Characterization of Re–Pd/SiO2 Catalysts for Hydrogenation of Stearic Acid
journal contributionposted on 06.11.2015, 00:00 by Yasuyuki Takeda, Masazumi Tamura, Yoshinao Nakagawa, Kazu Okumura, Keiichi Tomishige
Silica-supported Re–Pd bimetallic catalysts (Re–Pd/SiO2) with a high molar ratio of Re/Pd, which were reported to be effective for selective hydrogenation of carboxylic acids to the corresponding fatty alcohols in 1,4-dioxane solvent, were characterized by means of X-ray diffraction (XRD), X-ray absorption spectroscopy (XAS), X-ray photoelectron spectroscopy (XPS), and CO adsorption. Various kinds of Re species (hexagonal closed packing (HCP) and face-centered cubic (FCC) Re0 metals, Re3+, Re4+, and Re6+) were detected on the catalysts after reaction or reduction, and the ratio of these Re species was estimated by the combination of characterization results. The activity of these catalysts is sensitive to air because of the high oxophilicity of Re, and the catalysts must be handled without contact to air. Pd addition and catalyst activation method (liquid-phase reduction and gas-phase reduction) influenced the ratio of the Re species. Liquid-phase reduced Re–Pd/SiO2 (Re/Pd = 8), which is the most effective catalyst, has Pd0, Re0, and Ren+ (Re3+ and Re4+) species on the catalyst, and the metal surface (Pd0, Re0(HCP), Re0(FCC)) is modified with Ren+ species. This structure will be responsible for the high hydrogenation activity.

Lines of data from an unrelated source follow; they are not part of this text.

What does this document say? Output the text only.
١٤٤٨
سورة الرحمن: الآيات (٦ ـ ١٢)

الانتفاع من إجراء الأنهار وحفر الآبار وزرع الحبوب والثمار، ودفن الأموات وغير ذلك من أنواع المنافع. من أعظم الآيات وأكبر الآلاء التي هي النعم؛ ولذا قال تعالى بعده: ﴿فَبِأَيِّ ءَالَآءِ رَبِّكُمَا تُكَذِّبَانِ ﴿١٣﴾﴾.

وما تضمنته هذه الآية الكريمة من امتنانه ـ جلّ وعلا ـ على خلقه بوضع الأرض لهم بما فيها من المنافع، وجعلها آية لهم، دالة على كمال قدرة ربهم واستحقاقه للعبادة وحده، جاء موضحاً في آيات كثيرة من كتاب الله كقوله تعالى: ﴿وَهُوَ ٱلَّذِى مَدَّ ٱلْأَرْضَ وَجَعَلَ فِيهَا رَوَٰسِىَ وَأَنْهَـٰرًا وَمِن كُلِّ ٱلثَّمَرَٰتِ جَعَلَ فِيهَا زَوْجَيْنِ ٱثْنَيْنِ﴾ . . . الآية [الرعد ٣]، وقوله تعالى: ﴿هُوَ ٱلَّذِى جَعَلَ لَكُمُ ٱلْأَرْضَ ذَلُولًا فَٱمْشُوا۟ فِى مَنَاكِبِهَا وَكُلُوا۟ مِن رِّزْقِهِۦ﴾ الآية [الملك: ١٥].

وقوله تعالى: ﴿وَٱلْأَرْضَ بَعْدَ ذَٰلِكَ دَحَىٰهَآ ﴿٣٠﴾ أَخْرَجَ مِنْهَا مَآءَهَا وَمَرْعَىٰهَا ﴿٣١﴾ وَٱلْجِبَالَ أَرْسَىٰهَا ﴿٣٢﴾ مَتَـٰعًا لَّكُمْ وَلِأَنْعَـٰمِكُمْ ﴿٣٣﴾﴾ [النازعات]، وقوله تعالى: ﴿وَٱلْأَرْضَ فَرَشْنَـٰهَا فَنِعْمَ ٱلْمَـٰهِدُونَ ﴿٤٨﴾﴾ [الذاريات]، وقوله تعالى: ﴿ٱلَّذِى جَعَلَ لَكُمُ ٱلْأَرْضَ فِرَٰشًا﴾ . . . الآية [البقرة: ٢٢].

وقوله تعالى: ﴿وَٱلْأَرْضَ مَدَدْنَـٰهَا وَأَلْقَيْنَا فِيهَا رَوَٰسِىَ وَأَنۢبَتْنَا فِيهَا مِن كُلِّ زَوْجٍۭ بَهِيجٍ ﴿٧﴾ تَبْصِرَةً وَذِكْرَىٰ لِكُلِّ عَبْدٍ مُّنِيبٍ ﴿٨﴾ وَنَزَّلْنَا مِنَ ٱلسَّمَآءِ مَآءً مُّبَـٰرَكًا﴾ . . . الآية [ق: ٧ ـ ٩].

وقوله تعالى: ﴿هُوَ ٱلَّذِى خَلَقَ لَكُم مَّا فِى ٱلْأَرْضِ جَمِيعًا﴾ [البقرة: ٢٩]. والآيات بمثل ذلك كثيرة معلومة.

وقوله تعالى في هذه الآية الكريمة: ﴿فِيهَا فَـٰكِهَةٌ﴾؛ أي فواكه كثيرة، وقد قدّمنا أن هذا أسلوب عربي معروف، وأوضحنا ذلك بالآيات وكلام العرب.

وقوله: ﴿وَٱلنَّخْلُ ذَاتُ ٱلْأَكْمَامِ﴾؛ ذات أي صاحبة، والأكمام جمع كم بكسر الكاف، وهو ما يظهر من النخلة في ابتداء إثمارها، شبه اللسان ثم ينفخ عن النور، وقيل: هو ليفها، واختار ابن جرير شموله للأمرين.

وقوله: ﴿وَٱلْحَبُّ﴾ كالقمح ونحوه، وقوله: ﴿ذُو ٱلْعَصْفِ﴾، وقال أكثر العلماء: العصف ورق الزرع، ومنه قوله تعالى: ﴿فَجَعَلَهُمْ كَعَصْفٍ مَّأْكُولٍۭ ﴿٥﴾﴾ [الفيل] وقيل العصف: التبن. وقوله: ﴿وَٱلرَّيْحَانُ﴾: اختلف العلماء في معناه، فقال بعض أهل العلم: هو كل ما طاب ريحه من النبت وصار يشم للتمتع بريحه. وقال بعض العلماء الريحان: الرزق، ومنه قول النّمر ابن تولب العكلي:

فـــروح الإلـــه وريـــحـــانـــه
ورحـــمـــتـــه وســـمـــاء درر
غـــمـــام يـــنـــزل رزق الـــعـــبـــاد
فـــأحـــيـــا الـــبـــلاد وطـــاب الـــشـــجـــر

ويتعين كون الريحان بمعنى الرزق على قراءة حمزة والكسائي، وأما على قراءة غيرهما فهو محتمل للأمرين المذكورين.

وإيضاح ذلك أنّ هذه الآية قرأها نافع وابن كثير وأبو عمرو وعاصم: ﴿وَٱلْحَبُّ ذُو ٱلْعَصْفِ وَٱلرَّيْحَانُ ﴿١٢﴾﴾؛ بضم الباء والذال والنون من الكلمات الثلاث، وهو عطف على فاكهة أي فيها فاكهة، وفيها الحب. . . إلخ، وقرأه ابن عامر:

Combined with kinetic studies with Re–Pd/SiO2 (Re/Pd = 8) and Re/SiO2 catalysts, Pd plays a role in promoting the reduction and dispersion of Re species, as well as strengthening the interaction of stearic acid with the catalytic surface, and on the other hand, Ren+ plays a role in promoting the heterolytic dissociation of H2.